Statement:Grüne: Kinder und Jugendliche rechtzeitig fördern, bevor sich Lernlücken verfestigen

Die PISA-Studie 2025 weist für Deutschland die niedrigsten Kompetenzwerte seit Beginn der Erhebungen aus.

Die PISA-Studie 2025 weist für Deutschland die niedrigsten Kompetenzwerte seit Beginn der Erhebungen aus. Etwa einem Viertel der Jugendlichen fehlen Basiskompetenzen beim Lesen und in Mathematik; schon in der Grundschule zeigen sich Schwierigkeiten bei Sprache, Motorik und Konzentration. Zugleich hängt der Bildungserfolg weiterhin stark von der sozialen Herkunft ab.

Dazu sagt Lena Nzume, bildungspolitische Sprecherin der Fraktion von Bündnis 90/Die Grünen im Niedersächsischen Landtag:

Die PISA-Ergebnisse sind schlecht, daran gibt es nichts schönzureden. Wer jetzt noch von einem Weckruf spricht, hat den Wecker seit 2001 überhört. PISA ist ein klarer Auftrag: Bildung gehört überall ganz oben auf die politische Agenda. In Niedersachsen steht sie dort seit dem Amtsantritt von Kultusministerin Julia Willie Hamburg.

Die Weichen sind gestellt, durch: multiprofessionelle Teams, die sogenannte „Sichere Basis“ in den Grundschulen, durch gestärkte individuelle Förderung. In dieser Legislaturperiode wurde so viel in Bildung investiert wie nie zuvor. Diesen Weg gehen wir konsequent weiter.

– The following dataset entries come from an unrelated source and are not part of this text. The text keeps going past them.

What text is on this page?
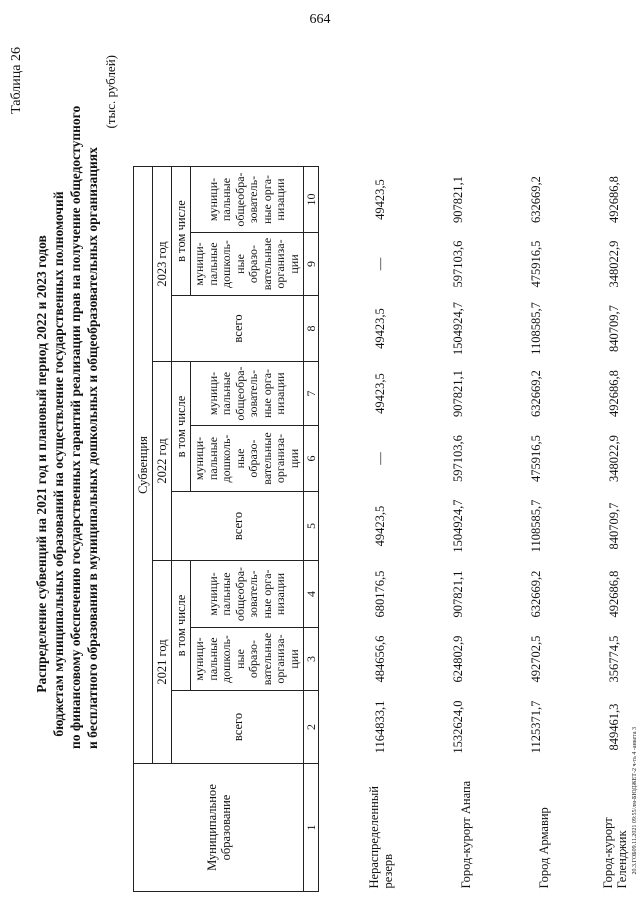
664
20.3.ГОБ09.11.2021 09:55/лм-БЮДЖЕТ-2 ч-ть 4 -анкета 3
Таблица 26
Распределение субвенций на 2021 год и плановый период 2022 и 2023 годов бюджетам муниципальных образований на осуществление государственных полномочий по финансовому обеспечению государственных гарантий реализации прав на получение общедоступного и бесплатного образования в муниципальных дошкольных и общеобразовательных организациях
(тыс. рублей)
Муниципальное образование	Субвенция								
	2021 год			2022 год			2023 год		
	всего	в том числе		всего	в том числе		всего	в том числе	
		муници-пальные дошколь-ные образо-вательные организа-ции	муници-пальные общеобра-зователь-ные орга-низации		муници-пальные дошколь-ные образо-вательные организа-ции	муници-пальные общеобра-зователь-ные орга-низации		муници-пальные дошколь-ные образо-вательные организа-ции	муници-пальные общеобра-зователь-ные орга-низации
1	2	3	4	5	6	7	8	9	10
Нераспределенный резерв	1164833,1	484656,6	680176,5	49423,5	—	49423,5	49423,5	—	49423,5
Город-курорт Анапа	1532624,0	624802,9	907821,1	1504924,7	597103,6	907821,1	1504924,7	597103,6	907821,1
Город Армавир	1125371,7	492702,5	632669,2	1108585,7	475916,5	632669,2	1108585,7	475916,5	632669,2
Город-курорт Геленджик	849461,3	356774,5	492686,8	840709,7	348022,9	492686,8	840709,7	348022,9	492686,8
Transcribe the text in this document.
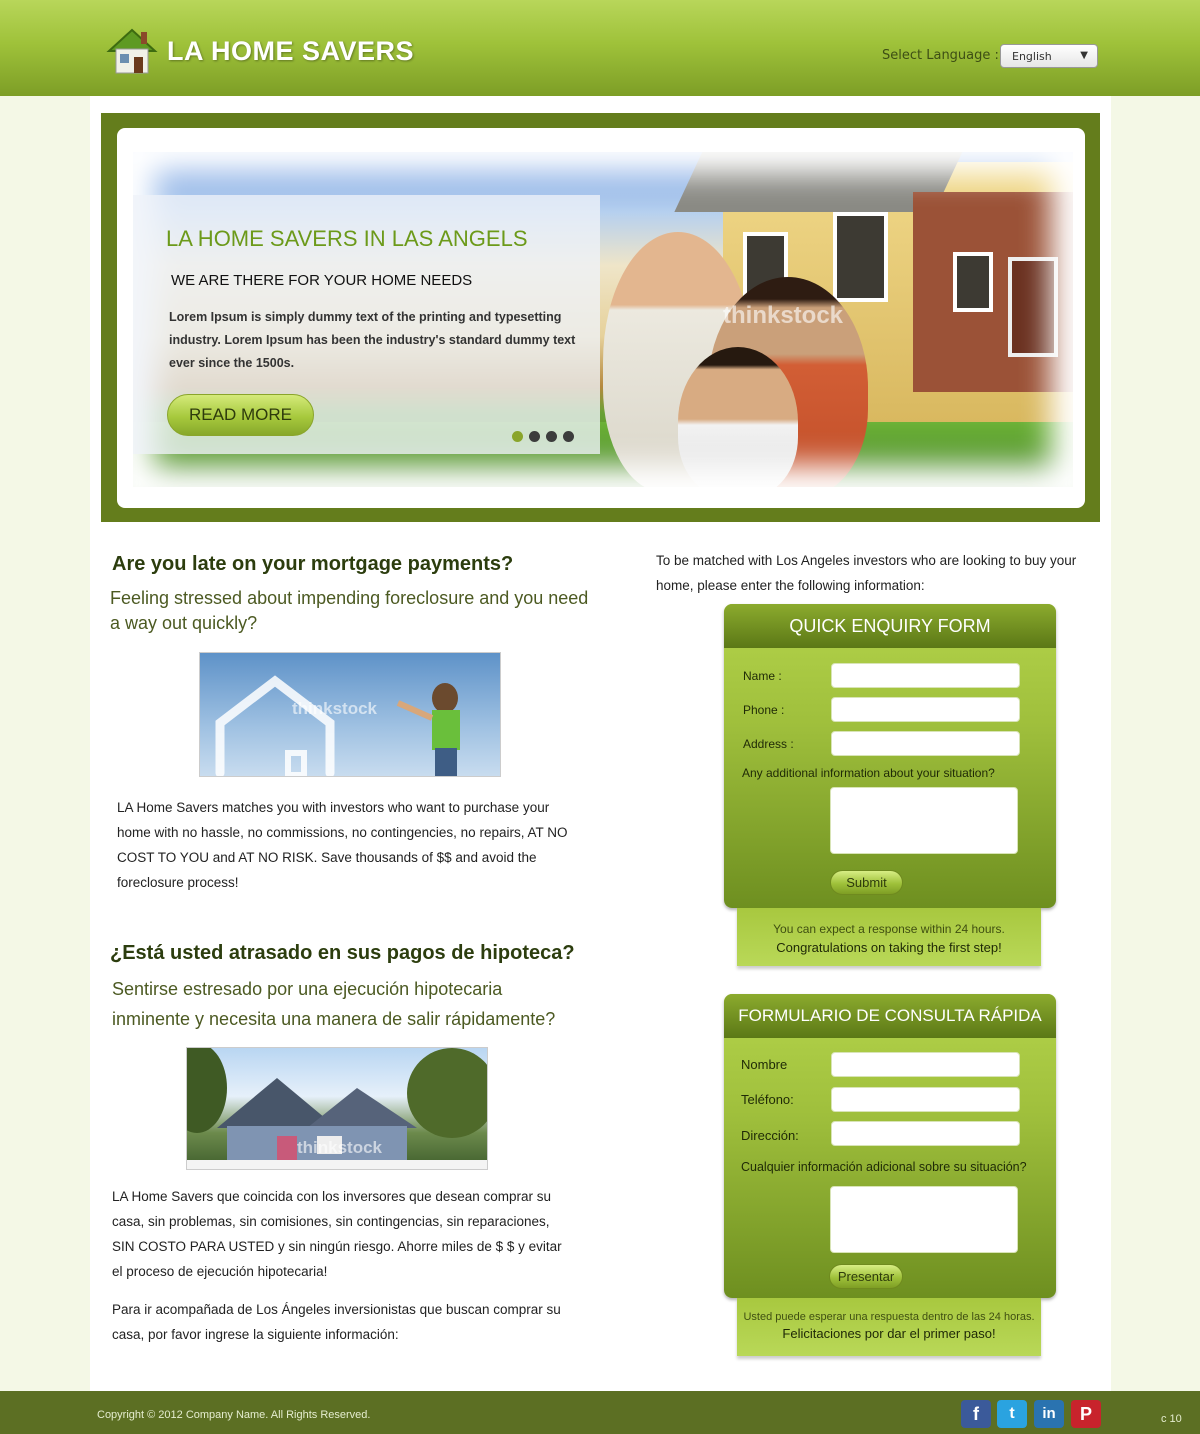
LA HOME SAVERS	Select Language :	English	▼
thinkstock
LA HOME SAVERS IN LAS ANGELS
WE ARE THERE FOR YOUR HOME NEEDS
Lorem Ipsum is simply dummy text of the printing and typesetting industry. Lorem Ipsum has been the industry's standard dummy text ever since the 1500s.
READ MORE
Are you late on your mortgage payments?
Feeling stressed about impending foreclosure and you need a way out quickly?
thinkstock
LA Home Savers matches you with investors who want to purchase your home with no hassle, no commissions, no contingencies, no repairs, AT NO COST TO YOU and AT NO RISK. Save thousands of $$ and avoid the foreclosure process!
¿Está usted atrasado en sus pagos de hipoteca?
Sentirse estresado por una ejecución hipotecaria inminente y necesita una manera de salir rápidamente?
thinkstock
LA Home Savers que coincida con los inversores que desean comprar su casa, sin problemas, sin comisiones, sin contingencias, sin reparaciones, SIN COSTO PARA USTED y sin ningún riesgo. Ahorre miles de $ $ y evitar el proceso de ejecución hipotecaria!
Para ir acompañada de Los Ángeles inversionistas que buscan comprar su casa, por favor ingrese la siguiente información:
To be matched with Los Angeles investors who are looking to buy your home, please enter the following information:
QUICK ENQUIRY FORM
Name :
Phone :
Address :
Any additional information about your situation?
Submit
You can expect a response within 24 hours.
Congratulations on taking the first step!
FORMULARIO DE CONSULTA RÁPIDA
Nombre
Teléfono:
Dirección:
Cualquier información adicional sobre su situación?
Presentar
Usted puede esperar una respuesta dentro de las 24 horas.
Felicitaciones por dar el primer paso!
Copyright © 2012 Company Name. All Rights Reserved.	f	t	in	P	c 10
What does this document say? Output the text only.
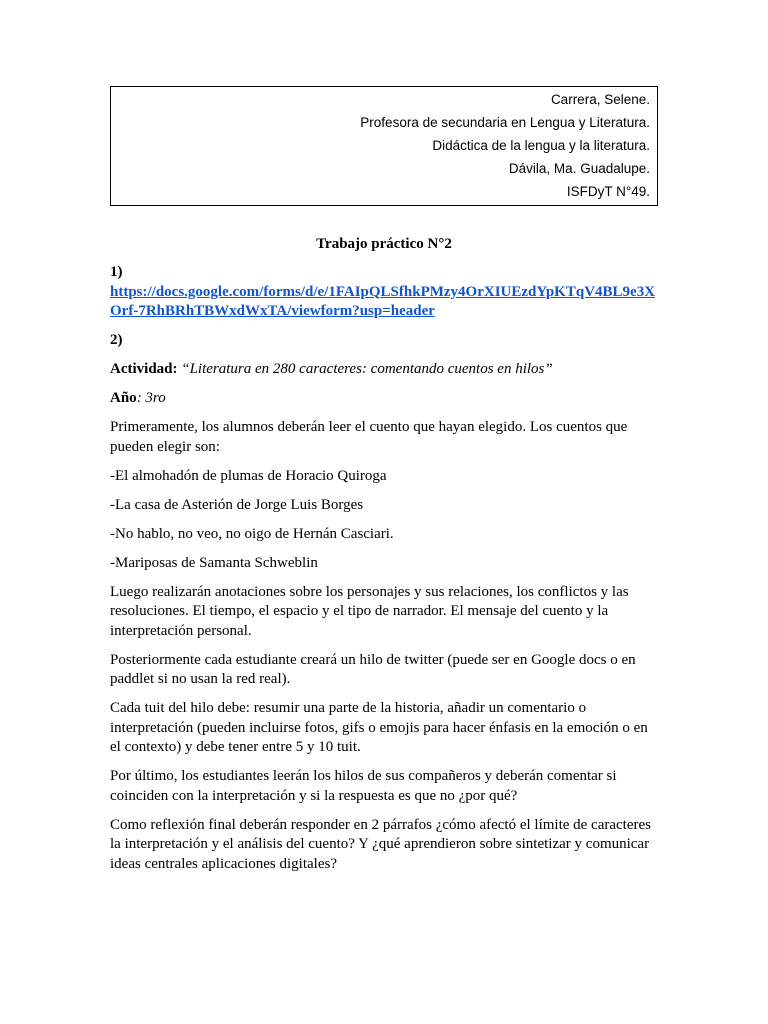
Carrera, Selene.
Profesora de secundaria en Lengua y Literatura.
Didáctica de la lengua y la literatura.
Dávila, Ma. Guadalupe.
ISFDyT N°49.
Trabajo práctico N°2
1)
https://docs.google.com/forms/d/e/1FAIpQLSfhkPMzy4OrXIUEzdYpKTqV4BL9e3XOrf-7RhBRhTBWxdWxTA/viewform?usp=header
2)

Actividad: “Literatura en 280 caracteres: comentando cuentos en hilos”

Año: 3ro

Primeramente, los alumnos deberán leer el cuento que hayan elegido. Los cuentos que pueden elegir son:

-El almohadón de plumas de Horacio Quiroga

-La casa de Asterión de Jorge Luis Borges

-No hablo, no veo, no oigo de Hernán Casciari.

-Mariposas de Samanta Schweblin

Luego realizarán anotaciones sobre los personajes y sus relaciones, los conflictos y las resoluciones. El tiempo, el espacio y el tipo de narrador. El mensaje del cuento y la interpretación personal.

Posteriormente cada estudiante creará un hilo de twitter (puede ser en Google docs o en paddlet si no usan la red real).

Cada tuit del hilo debe: resumir una parte de la historia, añadir un comentario o interpretación (pueden incluirse fotos, gifs o emojis para hacer énfasis en la emoción o en el contexto) y debe tener entre 5 y 10 tuit.

Por último, los estudiantes leerán los hilos de sus compañeros y deberán comentar si coinciden con la interpretación y si la respuesta es que no ¿por qué?

Como reflexión final deberán responder en 2 párrafos ¿cómo afectó el límite de caracteres la interpretación y el análisis del cuento? Y ¿qué aprendieron sobre sintetizar y comunicar ideas centrales aplicaciones digitales?
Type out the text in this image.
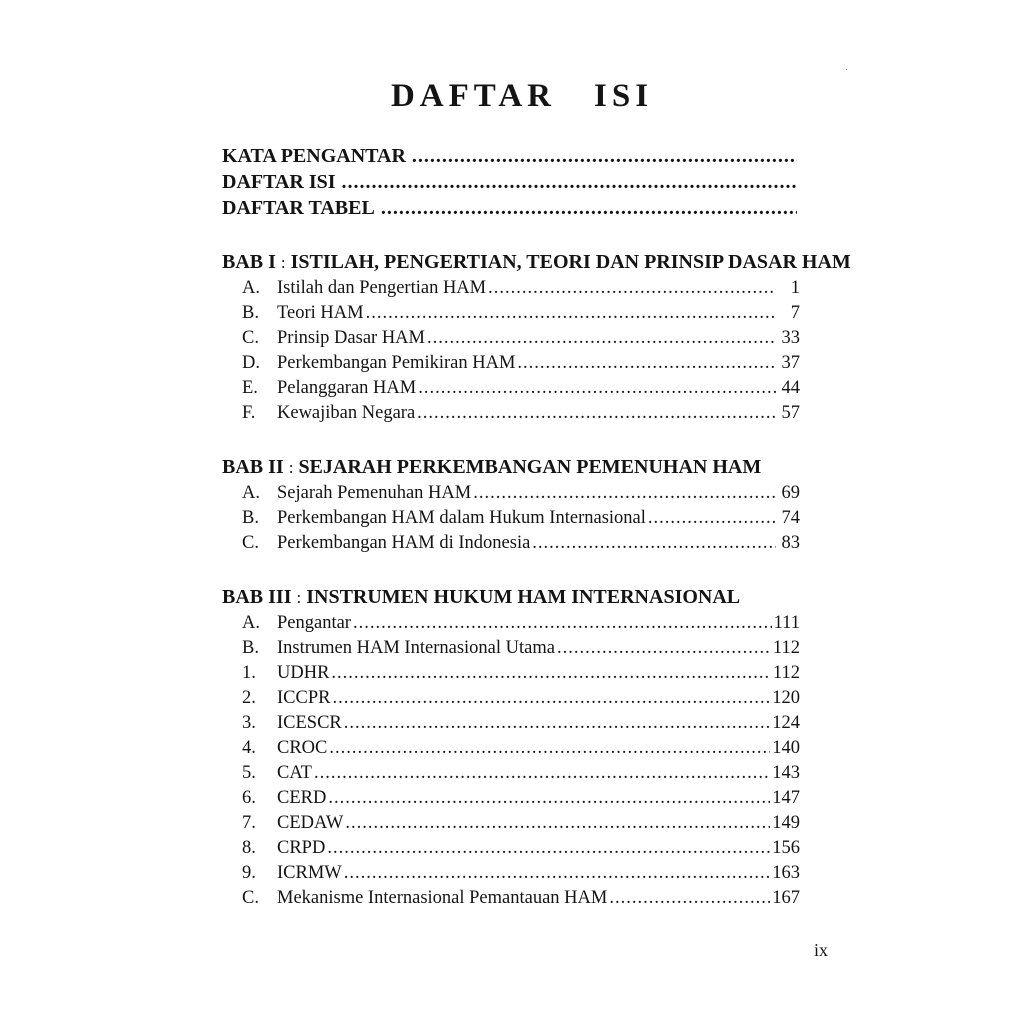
DAFTAR ISI
KATA PENGANTAR
.....
DAFTAR ISI
.....
DAFTAR TABEL
.....
BAB I : ISTILAH, PENGERTIAN, TEORI DAN PRINSIP DASAR HAM
A. Istilah dan Pengertian HAM .....	1
B. Teori HAM .....	7
C. Prinsip Dasar HAM .....	33
D. Perkembangan Pemikiran HAM .....	37
E.	Pelanggaran HAM .....	44
F.	Kewajiban Negara .....	57
BAB II : SEJARAH PERKEMBANGAN PEMENUHAN HAM
A. Sejarah Pemenuhan HAM .....	69
B. Perkembangan HAM dalam Hukum Internasional .....	74
C. Perkembangan HAM di Indonesia .....	83
BAB III : INSTRUMEN HUKUM HAM INTERNASIONAL
A. Pengantar .....	111
B. Instrumen HAM Internasional Utama .....	112
1.	UDHR .....	112
2.	ICCPR .....	120
3.	ICESCR .....	124
4.	CROC .....	140
5.	CAT .....	143
6.	CERD .....	147
7.	CEDAW .....	149
8.	CRPD .....	156
9.	ICRMW .....	163
C. Mekanisme Internasional Pemantauan HAM .....	167
ix
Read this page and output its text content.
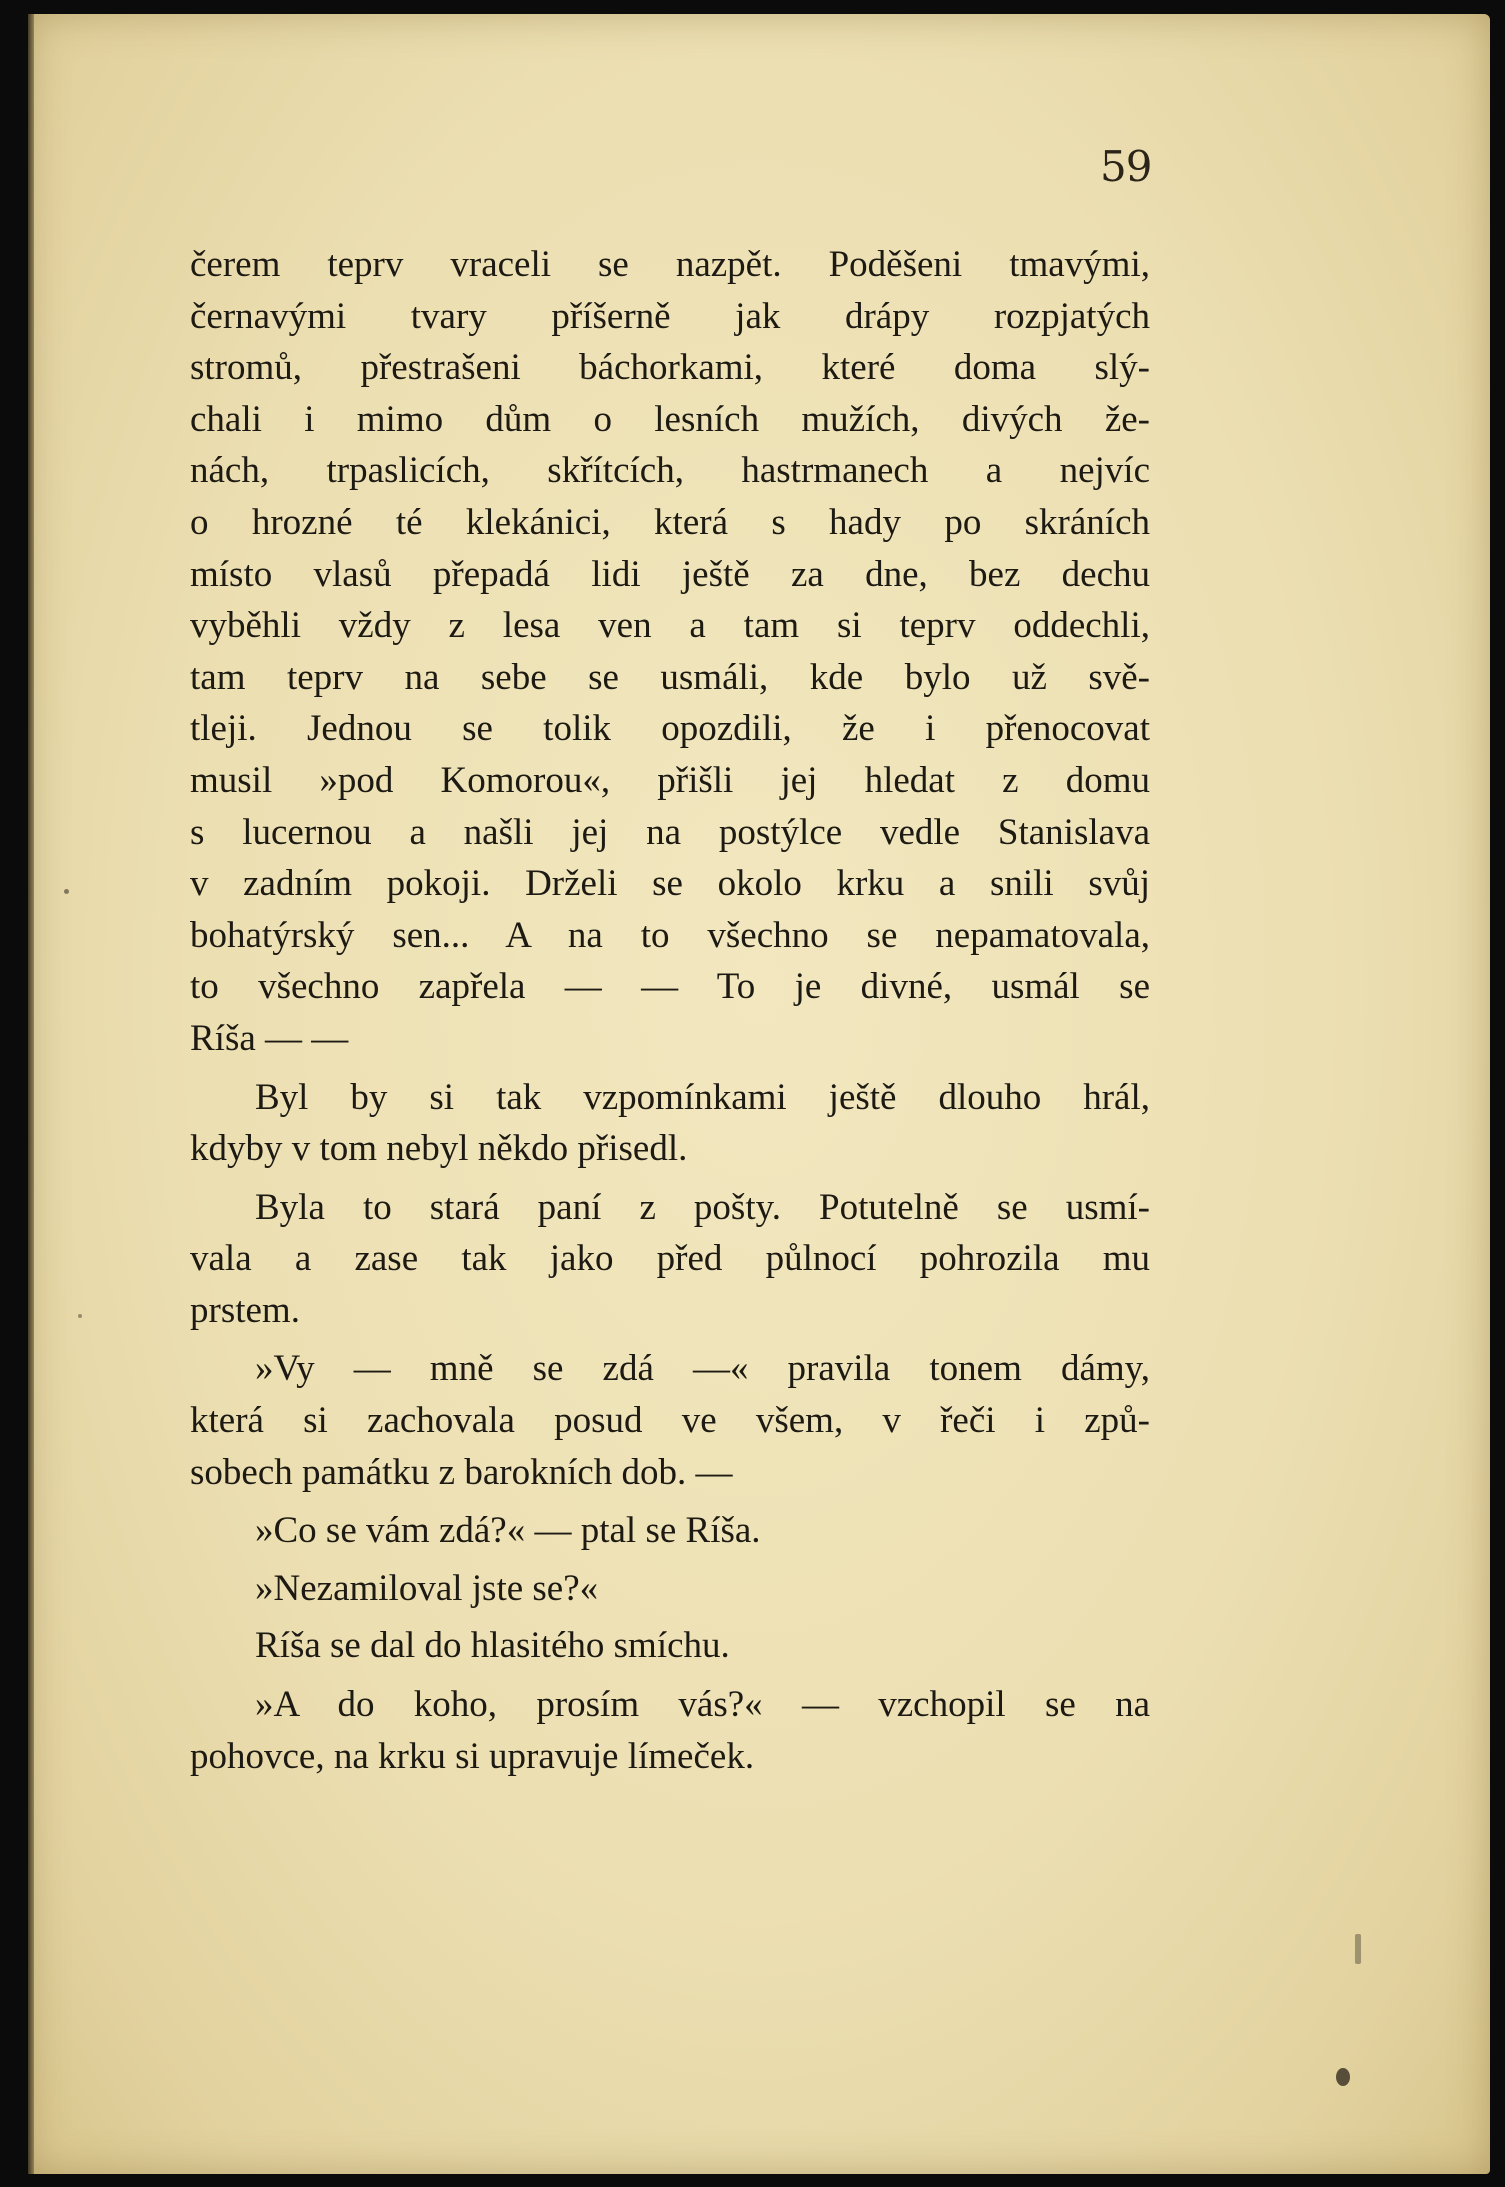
59

čerem teprv vraceli se nazpět. Poděšeni tmavými,
černavými tvary příšerně jak drápy rozpjatých
stromů, přestrašeni báchorkami, které doma slý-
chali i mimo dům o lesních mužích, divých že-
nách, trpaslicích, skřítcích, hastrmanech a nejvíc
o hrozné té klekánici, která s hady po skráních
místo vlasů přepadá lidi ještě za dne, bez dechu
vyběhli vždy z lesa ven a tam si teprv oddechli,
tam teprv na sebe se usmáli, kde bylo už svě-
tleji. Jednou se tolik opozdili, že i přenocovat
musil »pod Komorou«, přišli jej hledat z domu
s lucernou a našli jej na postýlce vedle Stanislava
v zadním pokoji. Drželi se okolo krku a snili svůj
bohatýrský sen... A na to všechno se nepamatovala,
to všechno zapřela — — To je divné, usmál se
Ríša — —

Byl by si tak vzpomínkami ještě dlouho hrál,
kdyby v tom nebyl někdo přisedl.

Byla to stará paní z pošty. Potutelně se usmí-
vala a zase tak jako před půlnocí pohrozila mu
prstem.

»Vy — mně se zdá —« pravila tonem dámy,
která si zachovala posud ve všem, v řeči i způ-
sobech památku z barokních dob. —

»Co se vám zdá?« — ptal se Ríša.

»Nezamiloval jste se?«

Ríša se dal do hlasitého smíchu.

»A do koho, prosím vás?« — vzchopil se na
pohovce, na krku si upravuje límeček.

Bildungserfolg darf keine Frage des Elternhauses sein, sondern entscheidet sich in guten Schulen. Lesen, Schreiben und Rechnen müssen sicher beherrscht werden. Dafür braucht es Lernzeit, guten Unterricht und Lehrkräfte mit Zeit und Kompetenz. Vor allem müssen wir früher merken, wenn Kinder den Anschluss verlieren. Jede Lücke, die wir in der ersten Klasse schließen, müssen wir in der neunten nicht mehr suchen.

Genau da setzt die landesweite Bildungsoffensive für mehr Bildungsqualität an, die Rot-Grün mit einem gemeinsamen Entschließungsantrag startet. Sie systematisiert die bestehenden Maßnahmen, verbessert die Steuerung und nutzt konsequent vorhandene Daten und Forschung. Lernstände werden erfasst, Schüler*innen gezielt gefördert, Lehrkräfte sollen sich weiterbilden können, Schulen mit besonders großen Herausforderungen werden stärker unterstützt. Kurz: Wir ersetzen Bauchgefühl durch Befund.

Gute Bildung darf kein Zufall sein, sie muss bei jedem Kind ankommen. Das wirkt nicht über Nacht, aber wir haben etwas gesät, das Früchte tragen wird. PISA zeigt, wo es hakt. Alarmismus schließt keine Lernlücke, Schulterzucken auch nicht. Entscheidend ist, zu wissen, was wirkt – und es dann auch zu tun.